In Vers 18 sagt er dann: „Wir alle aber schauen mit aufgedecktem Angesicht die Herrlichkeit des Herrn an und werden verwandelt in dasselbe Bild von Herrlichkeit zu Herrlichkeit, wie es vom Herrn, dem Geist, geschieht.“
Hier spricht Paulus zwei Dinge an: Zum einen sagt er, dass wir verwandelt werden. Das heißt, es ist ein Prozess, in dem du stehst. Wir müssen nicht sagen: „Ich bin am Tag meiner Wiedergeburt verwandelt worden.“ Wir müssen auch nicht sagen: „Ich werde einmal verwandelt, wenn Jesus wiederkommt.“ Nein, wir werden in der Gegenwart verwandelt. Das ist ein Prozess, in dem wir alle stehen, in dem Christus in uns wirkt und uns nach seinem Bild verwandelt.
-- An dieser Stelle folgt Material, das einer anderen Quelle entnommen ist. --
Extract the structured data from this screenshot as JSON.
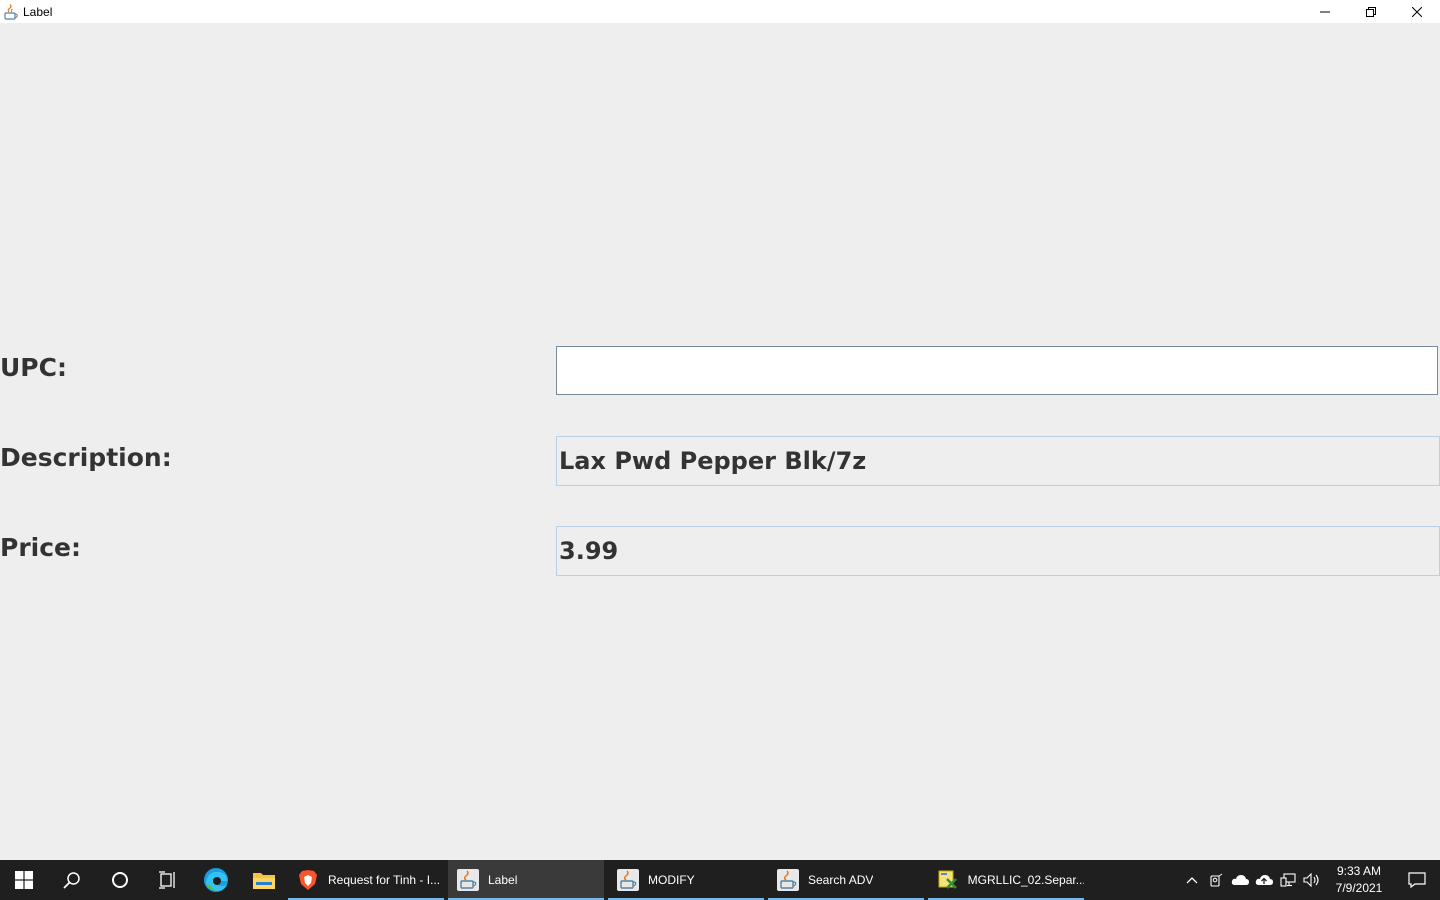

Ja, man hat Rückschläge, es geht manchmal wieder zurück, aber Christus arbeitet weiter, wie es vom Geist des Herrn geschieht – nicht von uns. Er macht es.
Was wir tun müssen, ist, uns lieben zu lassen, uns führen zu lassen und mit Jesus unterwegs zu sein. Das ist unsere Verantwortung: mit ihm zu leben und von ihm zu empfangen. Indem wir das tun, ist Christus frei, in und durch uns zu wirken.
Es ist wirklich ein Vorrecht, einige Menschen als Vorbild zu haben, bei denen man sieht: Der lässt Jesus an sich heran, er lässt zu, dass Jesus ihn liebt, er lässt zu, dass Jesus ihn führt. Und da sieht man eine Veränderung und Verwandlung.
Aber nicht von uns! Es geht nicht darum zu sagen: „So, jetzt bin ich Christ, jetzt muss ich mich zusammenreißen.“
Dazu gibt es einen Spruch von Zinzendorf, den ich sehr schätze. Er war ein alter deutscher Kirchenvater. Ein berühmter Satz von ihm lautet: Jesus hängt am Kreuz und sagt zu ihm: „Das habe ich für dich getan, was tust du jetzt für mich?“
Bei diesem Satz habe ich immer zusammengezuckt. Da denke ich: Ich habe nichts zu bieten, was soll ich ihm geben? Dieser Satz ist nicht das Evangelium, sondern das Gesetz.
Ich schätze Zinzendorf sehr, aber nicht jeder Mann sagt immer alles, was Recht ist. Das ist kein Evangelium, sondern Gesetz.
Jesus sagt: „Ich habe alles für dich getan und werde es weiter für dich tun. Du bist mein geliebtes Kind. Schau nur auf mich, geh nur mit mir, und du wirst von mir verwandelt werden – von einer Herrlichkeit zur anderen.“
Und weißt du was? Christen, die so leben, das sind schöne Menschen. Christen, die mit dem Gesetz leben, werden oft ein bisschen verbissen. Da ist wenig Schönheit, dafür viel Rechthaberei.
Es gibt so viele rechthaberische Christen, das tut mir oft direkt weh. Aber das kommt nicht daher, dass sie es schlecht meinen. Sie meinen es gut, aber sie glauben, sie müssten jetzt das Leben leben und sich anstrengen. Dann sieht es eben ein bisschen verkrampft aus.
Das ist oft nicht sehr ansteckend für andere Menschen, sondern eher abstoßend.
Die gute Botschaft ist das Attraktivste, was es auf dieser Welt gibt. Und diese haben wir nur in Jesus Christus allein.
Ausblick auf die weiteren Einheiten
Gut, danke für Ihre Aufmerksamkeit. Nun haben wir die Einleitung abgeschlossen.
Jetzt beginnen wir mit den Themen Töten, Zorn und Ähnlichem. Es wird sehr praktisch.
In den nächsten Stunden geht es darum, wie das Leben im Alltag ganz konkret aussieht. Das sind die nächsten fünf Einheiten.